All through dinner he kept his gaze pinned on Dani, watching for signs that she was already having those second thoughts he’d warned her about. She would, too. He’d heard enough to know just how much she’d loved those two kids of Hilliard’s. Given the opportunity to have them back in her life, she wouldn’t walk away without a single backward glance. The maternal instinct in her ran deep. He’d seen it in her reluctant interaction with Zack and Joshua. Not even past hurts could keep her from treating his sons with genuine warmth. Even now she was asking them about the day camp they were attending and showing the kind of genuine interest that could never be faked.
“Then the lifeguard at the pool said, ‘Zachary Jenkins, you get out of the water right this instant,’” Joshua was telling her, his tone mimicking the teenager’s precisely. “I said, ‘But I’m not Zachary.’ She didn’t believe me. I got out of the water and five seconds later, Zachary swims smack in front of her. She turned real red and started to yell again, but then she saw me standing next to her. ‘Told you so,’ I said.”
“And what did she do?” Dani asked.
“She said, ‘Oh, never mind,’ and walked away.”
“Interesting story,” Duke observed. “What exactly did Zachary do in the first place?”
“Uh-oh,” Josh said, a guilty expression replacing the glee with which he’d told the story.
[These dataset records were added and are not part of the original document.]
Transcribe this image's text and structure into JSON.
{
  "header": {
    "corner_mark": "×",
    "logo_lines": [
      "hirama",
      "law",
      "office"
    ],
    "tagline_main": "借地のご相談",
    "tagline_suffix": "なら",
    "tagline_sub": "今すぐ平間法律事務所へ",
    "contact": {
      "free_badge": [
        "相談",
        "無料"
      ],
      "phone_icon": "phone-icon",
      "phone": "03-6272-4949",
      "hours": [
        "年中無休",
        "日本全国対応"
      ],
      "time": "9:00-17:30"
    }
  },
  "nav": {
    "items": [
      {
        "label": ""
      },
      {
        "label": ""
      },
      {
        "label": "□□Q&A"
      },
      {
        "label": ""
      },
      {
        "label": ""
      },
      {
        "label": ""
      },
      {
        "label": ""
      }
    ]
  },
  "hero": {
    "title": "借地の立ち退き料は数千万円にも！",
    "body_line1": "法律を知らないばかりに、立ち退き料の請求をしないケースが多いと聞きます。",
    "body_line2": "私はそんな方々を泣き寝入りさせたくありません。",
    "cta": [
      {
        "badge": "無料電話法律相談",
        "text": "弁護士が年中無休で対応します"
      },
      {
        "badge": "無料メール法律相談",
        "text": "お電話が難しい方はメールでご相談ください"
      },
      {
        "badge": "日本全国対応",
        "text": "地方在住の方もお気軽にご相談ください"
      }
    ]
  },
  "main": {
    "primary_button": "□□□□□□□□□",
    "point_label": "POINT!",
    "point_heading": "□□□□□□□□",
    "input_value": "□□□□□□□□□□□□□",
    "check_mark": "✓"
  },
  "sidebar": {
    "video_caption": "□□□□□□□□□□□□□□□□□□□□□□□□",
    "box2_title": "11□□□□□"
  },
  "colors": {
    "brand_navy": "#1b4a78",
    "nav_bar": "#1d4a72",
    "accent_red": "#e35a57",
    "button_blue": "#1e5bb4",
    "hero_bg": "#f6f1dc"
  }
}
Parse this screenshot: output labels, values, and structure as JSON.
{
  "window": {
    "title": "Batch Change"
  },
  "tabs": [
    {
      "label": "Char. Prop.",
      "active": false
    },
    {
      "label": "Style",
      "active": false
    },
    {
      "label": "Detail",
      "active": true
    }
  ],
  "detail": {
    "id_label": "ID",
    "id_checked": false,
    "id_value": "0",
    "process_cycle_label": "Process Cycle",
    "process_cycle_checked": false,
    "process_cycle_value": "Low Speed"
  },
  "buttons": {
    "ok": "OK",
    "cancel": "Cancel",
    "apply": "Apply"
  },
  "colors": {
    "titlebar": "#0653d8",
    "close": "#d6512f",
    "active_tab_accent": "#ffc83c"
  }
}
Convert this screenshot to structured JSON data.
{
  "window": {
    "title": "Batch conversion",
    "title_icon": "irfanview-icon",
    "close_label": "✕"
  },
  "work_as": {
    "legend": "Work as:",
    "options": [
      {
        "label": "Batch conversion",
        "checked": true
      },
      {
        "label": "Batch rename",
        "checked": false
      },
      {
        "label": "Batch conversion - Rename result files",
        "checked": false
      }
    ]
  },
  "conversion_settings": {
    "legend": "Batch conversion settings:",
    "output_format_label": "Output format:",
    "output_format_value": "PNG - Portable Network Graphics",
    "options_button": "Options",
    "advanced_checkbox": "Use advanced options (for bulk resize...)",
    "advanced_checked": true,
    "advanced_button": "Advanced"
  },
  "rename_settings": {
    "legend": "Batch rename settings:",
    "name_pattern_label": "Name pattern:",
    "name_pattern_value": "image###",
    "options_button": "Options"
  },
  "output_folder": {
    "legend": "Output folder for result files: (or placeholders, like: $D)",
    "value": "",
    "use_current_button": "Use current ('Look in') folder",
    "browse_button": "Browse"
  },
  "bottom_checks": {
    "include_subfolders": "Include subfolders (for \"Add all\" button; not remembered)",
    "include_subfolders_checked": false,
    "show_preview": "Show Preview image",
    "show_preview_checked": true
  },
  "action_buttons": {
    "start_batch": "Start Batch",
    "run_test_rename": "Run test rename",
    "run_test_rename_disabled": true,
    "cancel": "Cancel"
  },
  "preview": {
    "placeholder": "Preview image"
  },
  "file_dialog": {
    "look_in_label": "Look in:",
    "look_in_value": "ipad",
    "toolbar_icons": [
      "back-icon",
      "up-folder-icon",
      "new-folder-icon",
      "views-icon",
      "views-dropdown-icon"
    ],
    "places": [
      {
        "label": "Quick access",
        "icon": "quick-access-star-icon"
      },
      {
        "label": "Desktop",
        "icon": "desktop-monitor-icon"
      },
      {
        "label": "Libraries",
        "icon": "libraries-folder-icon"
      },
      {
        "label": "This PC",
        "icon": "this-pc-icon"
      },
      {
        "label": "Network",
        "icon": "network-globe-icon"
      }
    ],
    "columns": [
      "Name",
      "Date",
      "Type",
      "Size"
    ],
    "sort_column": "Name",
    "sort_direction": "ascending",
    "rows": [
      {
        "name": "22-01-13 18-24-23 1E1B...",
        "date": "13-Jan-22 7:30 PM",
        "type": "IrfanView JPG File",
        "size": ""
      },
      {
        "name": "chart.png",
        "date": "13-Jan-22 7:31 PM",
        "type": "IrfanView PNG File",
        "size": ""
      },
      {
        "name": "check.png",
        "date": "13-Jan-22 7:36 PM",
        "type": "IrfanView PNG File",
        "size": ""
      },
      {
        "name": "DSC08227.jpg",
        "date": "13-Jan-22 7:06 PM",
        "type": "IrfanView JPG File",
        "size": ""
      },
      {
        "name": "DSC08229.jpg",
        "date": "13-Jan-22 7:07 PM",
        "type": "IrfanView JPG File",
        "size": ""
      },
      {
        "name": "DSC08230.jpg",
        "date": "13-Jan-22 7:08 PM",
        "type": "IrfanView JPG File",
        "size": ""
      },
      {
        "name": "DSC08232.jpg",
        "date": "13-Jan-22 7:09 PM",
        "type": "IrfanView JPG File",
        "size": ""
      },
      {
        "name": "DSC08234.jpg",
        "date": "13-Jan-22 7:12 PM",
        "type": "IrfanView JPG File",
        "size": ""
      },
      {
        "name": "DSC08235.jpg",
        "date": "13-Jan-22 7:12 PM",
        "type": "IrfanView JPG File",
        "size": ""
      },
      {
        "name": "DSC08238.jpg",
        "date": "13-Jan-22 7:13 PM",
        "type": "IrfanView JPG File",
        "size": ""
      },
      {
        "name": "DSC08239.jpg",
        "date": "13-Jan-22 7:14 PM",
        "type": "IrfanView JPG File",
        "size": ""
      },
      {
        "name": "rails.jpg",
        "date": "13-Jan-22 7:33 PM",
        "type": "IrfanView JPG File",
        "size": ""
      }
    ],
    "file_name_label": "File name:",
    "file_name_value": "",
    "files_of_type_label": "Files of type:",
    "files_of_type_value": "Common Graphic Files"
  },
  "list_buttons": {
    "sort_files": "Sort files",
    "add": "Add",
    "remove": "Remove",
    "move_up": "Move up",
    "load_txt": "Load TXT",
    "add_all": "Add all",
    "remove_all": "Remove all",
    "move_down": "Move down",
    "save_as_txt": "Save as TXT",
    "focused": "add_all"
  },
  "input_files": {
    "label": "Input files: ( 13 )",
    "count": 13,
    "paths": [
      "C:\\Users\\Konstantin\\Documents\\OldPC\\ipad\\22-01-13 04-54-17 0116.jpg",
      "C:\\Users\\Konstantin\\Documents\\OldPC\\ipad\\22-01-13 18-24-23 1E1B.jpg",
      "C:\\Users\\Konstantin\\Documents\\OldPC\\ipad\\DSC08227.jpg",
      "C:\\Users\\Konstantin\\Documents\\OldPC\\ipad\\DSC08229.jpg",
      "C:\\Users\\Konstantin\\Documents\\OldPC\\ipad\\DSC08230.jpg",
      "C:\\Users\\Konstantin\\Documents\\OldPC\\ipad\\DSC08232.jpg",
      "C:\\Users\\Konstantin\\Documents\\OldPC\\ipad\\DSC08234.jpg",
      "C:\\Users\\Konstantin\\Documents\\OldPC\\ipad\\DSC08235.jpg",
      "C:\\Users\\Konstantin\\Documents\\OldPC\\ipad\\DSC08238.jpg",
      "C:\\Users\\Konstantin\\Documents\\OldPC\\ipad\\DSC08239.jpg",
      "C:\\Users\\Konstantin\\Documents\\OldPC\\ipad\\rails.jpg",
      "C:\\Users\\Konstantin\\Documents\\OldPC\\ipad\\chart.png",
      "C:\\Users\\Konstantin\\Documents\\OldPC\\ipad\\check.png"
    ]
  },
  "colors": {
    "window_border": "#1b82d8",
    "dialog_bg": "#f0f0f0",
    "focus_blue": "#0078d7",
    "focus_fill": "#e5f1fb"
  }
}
“Told you to keep your big mouth shut,” Zack grumbled. “This is payback for the goldfish, isn’t it?”
“Is not,” Joshua insisted.
“Is, too.”
“I’m waiting,” Duke said, cutting off the exchange.
“It wasn’t anything bad,” Joshua said valiantly. “Not really.”
“Maybe you should let me decide that,” Duke said. “Zack?”
“I just dove into the water,” Zack said, his expression totally innocent.
“A cannonball, by any chance?”
Duke asked.
“Uh-huh,” Josh said, nodding, his eyes alight at the memory. “A real whopper.”
“And naturally someone was standing right beside the pool who didn’t take kindly to getting splashed from head to toe,” Duke guessed. “Who was it?”
“Some old guy,” Zack said. “In a suit. Who’d wear a suit to a pool, anyway?”
“The mayor,” Dani guessed, not even trying to smother a laugh. “He likes to stop by to see how things are going.”
Duke stared at her. “The mayor? Terrific. My boys have been here less than six months, and they’ve already tried to drown the mayor.”
Dani reached over and patted his hand. “Don’t worry. A lot of people in town have considered doing far worse.”
“Then why do they keep electing him?”
“No one else is willing to run.”
“Why? Because everyone knows that it’s Harlan Adams who really runs things?” Duke suggested.
Dani grinned. “Something like that. Grandpa Harlan does make his opinions known and people do tend to listen to him.”
“Something tells me I ought to send the man a sympathy card,” Duke said.
“No need to do that. He’s heading over here right now,” she told him, nodding toward the tall, silver-haired man striding purposefully their way. Even from a distance the water spots on his suit were evident.
“Ohmigosh,” Zachary murmured, sliding down until he was all but under the table.
Duke latched on to his arm and forced him to his feet as he rose himself to greet the older man. Dani’s expression suggested she was finding the whole thing just a little too amusing.
“Danielle,” the mayor said politely. “Good to see you.”
“Good to see you, too, Frank. Have you met Duke Jenkins and his sons? Duke is a vice president at Dad’s oil company.”
If he hadn’t been assessing the man so closely, Duke might have missed the subtle shift in his demeanor when he realized that Duke was tied very tightly to the Adams clan. His tone was suddenly deferential and whatever he’d intended to say about the incident at the town pool was swallowed. Duke refused to let his son off so easily.